I have spent a significant portion of my life feeling like I was living in social solitary confinement. I was not comfortable with my looks growing up. I was uncomfortable with my smarts growing up. I was awkward particularly when it came to female relationships.
Books were the friends that never passed judgement or made me feel as though I was going to say the wrong thing at the wrong time and end up in a place I did not desire to be. I always had my family, of course, but they had to love me, right?
Early on in life I felt, as have many others, the need to have other non- family members choose me as someone who they wanted to spend time with on a regular basis. I didn’t seem to be able to attract these “friends” by simply being myself so I traded time away from my books to make myself “useful” to others and called that friendship.

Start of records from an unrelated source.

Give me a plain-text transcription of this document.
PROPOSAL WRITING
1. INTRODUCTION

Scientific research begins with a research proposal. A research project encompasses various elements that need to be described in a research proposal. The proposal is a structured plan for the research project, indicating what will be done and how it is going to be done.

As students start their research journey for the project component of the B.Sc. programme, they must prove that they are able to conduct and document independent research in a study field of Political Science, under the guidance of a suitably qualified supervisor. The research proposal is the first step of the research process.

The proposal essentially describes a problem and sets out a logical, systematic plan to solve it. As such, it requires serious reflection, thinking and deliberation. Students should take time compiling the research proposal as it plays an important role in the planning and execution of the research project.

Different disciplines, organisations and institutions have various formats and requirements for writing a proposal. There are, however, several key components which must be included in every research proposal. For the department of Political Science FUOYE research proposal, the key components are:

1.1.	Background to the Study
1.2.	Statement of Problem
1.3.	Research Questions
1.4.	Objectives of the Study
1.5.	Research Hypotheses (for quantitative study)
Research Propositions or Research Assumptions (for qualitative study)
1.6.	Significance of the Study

I existed in that friend circle for years until the time came when I was less useful and I noticed how absent my transactional friends were in my life when I found myself in crisis. By the time I hit my mid-20s I hit a real crisis and I shattered. Broken and lower than I have ever been (and ever hope to be again) I had to put in the work of figuring out a new definition of friends for my life. It was through that painful process that I was able to reconstitute my Friend Tree and discern who the people were in my life that I needed to help me be my best self every day.
I found my tribe.
Some of my tribe had been there with me through it all. For whatever reason I couldn’t see them for who they really were in my life because I had too much distraction in my life. Today I celebrate all of the women in my life who carry my tribal affiliation. I am thankful for you and I am even more thankful for the gift of time with you.